Они были под стать друг другу: оба обожали танцевать, с удовольствием посещали спортивные состязания и военные парады. Так что нет ничего удивительного в том, что Элла без особых раздумий согласилась стать миссис Хепберн-Растон, как только Джордж получит развод от своей прежней жены. Влюбленные незамедлительно отправились в Ост-Индию, где после недолгих бюрократических проволочек — Корнелия, судя по всему, сама была рада избавиться от такого сомнительного сокровища, как ее супруг, — поженились в Батавии 7 сентября 1926 года.

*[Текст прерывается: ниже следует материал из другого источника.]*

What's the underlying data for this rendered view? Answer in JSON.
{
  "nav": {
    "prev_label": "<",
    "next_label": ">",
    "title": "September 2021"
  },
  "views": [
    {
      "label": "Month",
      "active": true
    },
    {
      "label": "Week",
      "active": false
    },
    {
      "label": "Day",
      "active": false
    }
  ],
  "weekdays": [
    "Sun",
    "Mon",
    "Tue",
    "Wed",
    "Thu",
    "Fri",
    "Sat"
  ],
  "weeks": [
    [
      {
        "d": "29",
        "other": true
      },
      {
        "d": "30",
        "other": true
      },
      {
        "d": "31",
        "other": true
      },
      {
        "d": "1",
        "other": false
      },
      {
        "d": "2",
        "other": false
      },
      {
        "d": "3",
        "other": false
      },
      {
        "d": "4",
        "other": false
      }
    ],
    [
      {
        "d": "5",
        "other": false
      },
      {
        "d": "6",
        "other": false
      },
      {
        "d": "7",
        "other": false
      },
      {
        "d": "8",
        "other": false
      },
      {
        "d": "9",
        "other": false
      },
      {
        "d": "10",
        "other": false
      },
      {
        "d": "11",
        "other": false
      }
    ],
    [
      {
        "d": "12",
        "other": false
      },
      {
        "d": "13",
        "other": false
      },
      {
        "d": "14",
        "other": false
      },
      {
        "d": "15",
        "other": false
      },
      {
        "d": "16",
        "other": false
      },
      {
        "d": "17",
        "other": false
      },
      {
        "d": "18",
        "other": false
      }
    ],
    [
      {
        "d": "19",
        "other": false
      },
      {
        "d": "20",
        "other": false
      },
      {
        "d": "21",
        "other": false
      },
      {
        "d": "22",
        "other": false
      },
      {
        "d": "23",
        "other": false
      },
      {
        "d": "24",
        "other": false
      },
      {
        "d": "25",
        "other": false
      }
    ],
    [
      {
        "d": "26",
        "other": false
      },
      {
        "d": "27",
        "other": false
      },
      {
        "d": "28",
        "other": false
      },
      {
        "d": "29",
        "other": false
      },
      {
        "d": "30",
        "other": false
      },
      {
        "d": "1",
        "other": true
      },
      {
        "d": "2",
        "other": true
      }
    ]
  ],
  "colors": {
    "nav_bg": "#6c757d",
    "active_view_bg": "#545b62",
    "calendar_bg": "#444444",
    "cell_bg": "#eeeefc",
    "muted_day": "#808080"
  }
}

Первое время баронесса была счастлива, однако довольно быстро она поняла, что снова вышла замуж не за того мужчину. Джозеф оказался холодным, самолюбивым эгоистом, предпочитающим тратить деньги жены, проводя время в праздности и ворчании. К ее сыновьям он был холоден, с женой неласков, и хотя Элла была вынуждена устроиться на работу, ее супруг лишь ругал правительство и жаловался на экономический кризис. Элла держалась как могла: второй раз признать свой брак неудачным было нелегко даже для такой закоренелой оптимистки. Но в конце концов она — в весьма сдержанных выражениях — написала обо всем родителям. Через некоторое время пришел ответ: возможно, Джозеф бы преуспел, если бы завел дела с кое-кем из их английских партнеров — может быть, дела в Англии обстоят лучше и там найти работу ему будет проще?

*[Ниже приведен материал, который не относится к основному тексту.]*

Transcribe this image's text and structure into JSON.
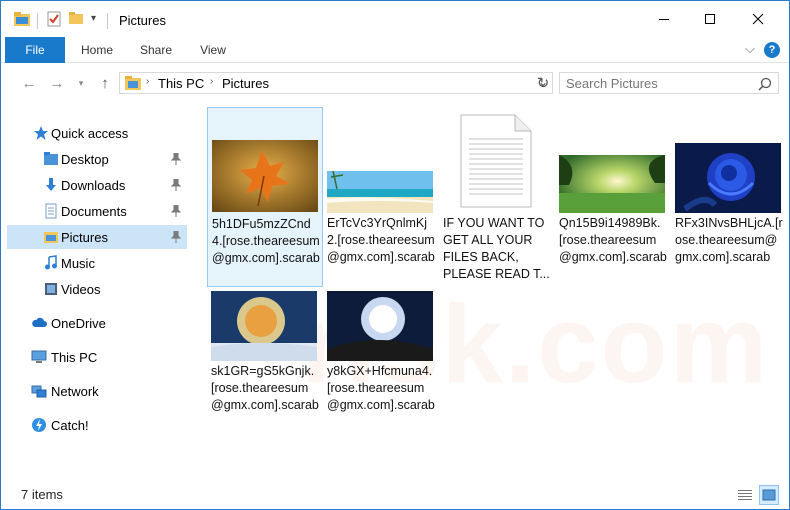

Джозеф с радостью согласился: он вообще любил Англию, и каким бы туманным и промозглым ни был Лондон, он был всяко лучше затерянной на краю света Батавии. В конце 1928 года Джозеф, Элла и два ее сына отправились к британским островам, навсегда оставив в прошлом голландскую Ост-Индию.
Они прибыли в Лондон накануне Рождества — не самое лучшее время, по словам Джозефа, чтобы искать работу; впрочем, в январе он к поискам тоже не приступил. Зато в феврале кто-то из деловых партнеров барона ван Хеемстра предложил ему место в бельгийском отделении британской страховой компании — и через месяц Элла снова паковала вещи для очередного переезда. Она была на седьмом месяце беременности, и ее оптимизм таял на глазах…
В Брюсселе они, с помощью приехавших из Голландии родственников, сняли дом, и, пока Джозеф пытался трудиться на скучной должности младшего клерка без определенных обязанностей, Элла с волнением ожидала появления на свет своего третьего ребенка.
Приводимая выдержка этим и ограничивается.